What are real estate designations, and how are they important? In an effort to distinguish themselves from the pack, many real estate agents list an incredible array of initials after their names. You may see abbreviations such as ABR, CRS, GRI, SRES, or RSPS. At last count, the National Association of Realtors listed over twenty such designations on their website.
Huh? What does all that mean?
First, let’s look at the basic requirements for a real estate license. Then we’ll discuss those added-on initials…
Obtaining a real estate salesman’s license is similar to taking a college semester in contract law. The Texas Real Estate Commission specifies that a real estate salesman must master certain core real estate classes. Topics include contracts, real estate finance, deeds, liens, appraisals, fiduciary duties, ethics, deceptive trade practices, discrimination, statute of fraud, and conveyance of title, among others. A salesman cannot work independently – he must “hang” his license under a cooperating broker, who is responsible for his work. And he must be fingerprinted and background-checked.
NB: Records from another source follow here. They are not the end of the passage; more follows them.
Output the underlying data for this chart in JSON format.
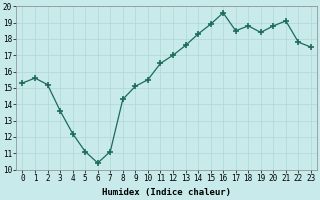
{
  "x": [
    0,
    1,
    2,
    3,
    4,
    5,
    6,
    7,
    8,
    9,
    10,
    11,
    12,
    13,
    14,
    15,
    16,
    17,
    18,
    19,
    20,
    21,
    22,
    23
  ],
  "y": [
    15.3,
    15.6,
    15.2,
    13.6,
    12.2,
    11.1,
    10.4,
    11.1,
    14.3,
    15.1,
    15.5,
    16.5,
    17.0,
    17.6,
    18.3,
    18.9,
    19.6,
    18.5,
    18.8,
    18.4,
    18.8,
    19.1,
    17.8,
    17.5
  ],
  "xlabel": "Humidex (Indice chaleur)",
  "ylim": [
    10,
    20
  ],
  "xlim_min": -0.5,
  "xlim_max": 23.5,
  "yticks": [
    10,
    11,
    12,
    13,
    14,
    15,
    16,
    17,
    18,
    19,
    20
  ],
  "xtick_labels": [
    "0",
    "1",
    "2",
    "3",
    "4",
    "5",
    "6",
    "7",
    "8",
    "9",
    "10",
    "11",
    "12",
    "13",
    "14",
    "15",
    "16",
    "17",
    "18",
    "19",
    "20",
    "21",
    "22",
    "23"
  ],
  "line_color": "#1a6b5a",
  "marker": "+",
  "bg_color": "#c8eaea",
  "grid_color": "#b0d8d4",
  "label_fontsize": 6.5,
  "tick_fontsize": 5.5
}
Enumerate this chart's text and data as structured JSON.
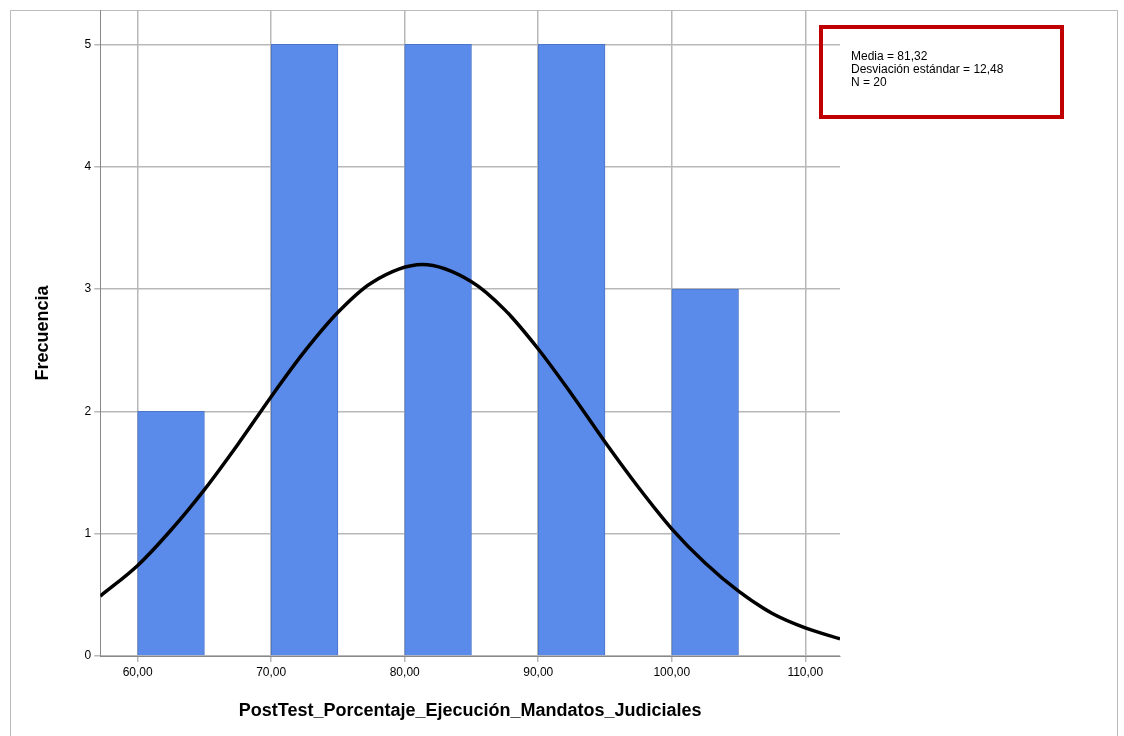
{
  "chart_data": {
    "type": "histogram",
    "xlabel": "PostTest_Porcentaje_Ejecución_Mandatos_Judiciales",
    "ylabel": "Frecuencia",
    "bins": [
      60,
      65,
      70,
      75,
      80,
      85,
      90,
      95,
      100,
      105
    ],
    "values": [
      2,
      0,
      5,
      0,
      5,
      0,
      5,
      0,
      3
    ],
    "color": "#5b8bea",
    "series": [
      {
        "type": "line",
        "color": "#000000",
        "x": [
          57.2,
          60,
          62.5,
          65,
          67.5,
          70,
          72.5,
          75,
          77.5,
          81.32,
          85,
          87.5,
          90,
          92.5,
          95,
          97.5,
          100,
          102.5,
          105,
          107.5,
          110,
          112.6
        ],
        "values": [
          0.49,
          0.74,
          1.03,
          1.36,
          1.73,
          2.12,
          2.49,
          2.81,
          3.05,
          3.2,
          3.06,
          2.83,
          2.51,
          2.14,
          1.75,
          1.38,
          1.04,
          0.76,
          0.53,
          0.35,
          0.23,
          0.14
        ]
      }
    ],
    "xlim": [
      57.2,
      112.6
    ],
    "ylim": [
      0,
      5.28
    ],
    "xticks": [
      {
        "value": 60,
        "label": "60,00"
      },
      {
        "value": 70,
        "label": "70,00"
      },
      {
        "value": 80,
        "label": "80,00"
      },
      {
        "value": 90,
        "label": "90,00"
      },
      {
        "value": 100,
        "label": "100,00"
      },
      {
        "value": 110,
        "label": "110,00"
      }
    ],
    "yticks": [
      0,
      1,
      2,
      3,
      4,
      5
    ],
    "grid": true,
    "legend": false,
    "marker": "none",
    "line_style": "solid",
    "annotations": [
      "Media = 81,32",
      "Desviación estándar = 12,48",
      "N = 20"
    ]
  }
}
Obtaining a real estate broker’s license is more intensive. A broker must have worked actively as a licensed real estate salesperson for several years. In addition, he must complete more extensive core classes plus additional related courses that are acceptable to the Commission. This class work is the equivalent of a college degree with a major in contract law. Clearly, this designation requires serious commitment. National statistics agree – the average real estate broker performs at a significantly higher level than the average real estate salesmen.
Once the license (either salesman or broker) is in hand, it must be updated regularly with additional coursework in law and ethics every year.
And that is often where those initials and abbreviations come in. They fill the requirements for continuing education. But be aware that not all real estate designations are equal. Some require hard work and commitment – others are a class, a fee, and a networking group. Most importantly, just because you list yourself as a specialist in senior living, luxury homes, or short sales doesn’t necessarily mean you have actually ever sold one of those properties. It just means you have completed the course.
So remain vigilant and ask questions. Explaining those abbreviations (and making sure they are backed by real-world experience) can be a great interview question in your search for a real estate professional.
As for me, I’ve been taking these update classes for over thirty years now. I guess that puts me in the fifty-second grade. There is no way that will all fit on my business card!